Même topo en amitié. J’ai rencontré tellement de personnes avec qui le courant semblait passer de mon point de vue et que je n’ai jamais revues. Alors qu’on avait plusieurs points communs et envie de faire des choses ensemble. Est-ce parce que je leur faisais peur ? Etais-je trop enthousiaste ? Leur paraissais-je bizarre ? Je vais trop vite en amitié. Est-ce de ma faute ? Suis-je nul ? Quand je rencontre des gens qui me plaisent, je pense que nous pourrions être amis. On échange nos numéros de téléphone et prévoyons de nous voir. J’ai même envie de leur parler de plein de choses et de tout savoir sur eux, de leur offrir des choses, un dessin. Je pense à eux comme si c’était une forme d’amour mais sans sexualité. Comme si nous étions déjà de grands amis. Mais ça va trop vite pour eux et c’est trop d’un seul coup. Qu’il s’agisse de surdoués ou de normopensants.


Le surdoué va trop vite dans son travail !

Grâce à mon blog, j’ai rencontré beaucoup de surdoués l’année dernière. J’ai entendu de nombreuses fois qu’au travail ils finissaient ce qu’ils avaient à faire avant les autres et s’ennuyaient. Moi je me rappelle avoir l’impression d’embêter mon patron en venant lui dire plusieurs fois par jour que j’avais fini et que j’attendais qu’il me donne du travail. J’étais un jeune content de travailler, fougueux et avide de problèmes à résoudre, de solutions à trouver, de faire plaisir.

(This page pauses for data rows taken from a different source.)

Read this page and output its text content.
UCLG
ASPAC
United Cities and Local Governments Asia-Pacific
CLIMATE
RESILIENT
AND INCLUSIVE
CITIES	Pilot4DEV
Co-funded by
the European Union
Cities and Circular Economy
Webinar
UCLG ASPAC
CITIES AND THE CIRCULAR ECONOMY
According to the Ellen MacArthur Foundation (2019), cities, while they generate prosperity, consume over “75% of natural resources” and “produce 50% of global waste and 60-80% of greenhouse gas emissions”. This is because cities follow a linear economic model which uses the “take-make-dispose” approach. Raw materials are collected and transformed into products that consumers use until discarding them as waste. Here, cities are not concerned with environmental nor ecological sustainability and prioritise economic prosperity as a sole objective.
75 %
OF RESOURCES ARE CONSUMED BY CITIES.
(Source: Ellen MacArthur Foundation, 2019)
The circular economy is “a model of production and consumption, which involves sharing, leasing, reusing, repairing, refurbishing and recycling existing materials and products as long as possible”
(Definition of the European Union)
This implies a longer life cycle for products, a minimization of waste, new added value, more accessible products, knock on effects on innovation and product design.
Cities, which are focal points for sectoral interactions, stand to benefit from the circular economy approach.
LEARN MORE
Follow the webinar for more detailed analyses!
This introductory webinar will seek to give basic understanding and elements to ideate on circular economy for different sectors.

Mais le surdoué risque de s’ennuyer !

Au début, j’avançais vite et ça me plaisait dans les premiers temps car c’était nouveau pour moi. Mais une fois la nouveauté passée, quand j’avais compris et intégré les tâches, je montrais moins d’entrain pour le travail répétitif et finissais par m’ennuyer. Le surdoué va trop vite dans son travail au début et une fois qu’il sait faire, il s’ennuie. Surtout si c’est toujours la même chose et qu’il ne trouve plus d’intérêt, de sens à ce qu’il fait. Au début le travail lui plaît car c’est nouveau. Et une fois la nouveauté passée, le zèbre se retrouve dans la case ennui.

La réaction des autres quand le surdoué va trop vite ou dans tous les sens
La réaction des autres quand le surdoué va trop vite ou dans tous les sens !

Les aspects négatifs quand le surdoué va trop vite !

Le surdoué va trop vite et échoue parfois !

Je me souviens de mon dernier emploi quand j’apprenais le métier de vendeur et ensuite de responsable de magasin. Cela me plaisait énormément au début. J’adorais apprendre de nouvelles tâches et j’en redemandais à ma responsable. C’était ma façon de me dépasser et de combattre ma peur d’elle. Oui, elle me faisait peur. Je voulais aller vite. Et en allant vite quelques fois je me trompais. Elle me disait comme tant de personnes m’avaient déjà dit : “tu veux aller trop vite”. J’avais manqué un élément dans une procédure ou bien j’étais passé à l’étape supérieure sans m’en rendre compte en voulant aller plus vite.

Quand le surdoué veut aller encore plus vite !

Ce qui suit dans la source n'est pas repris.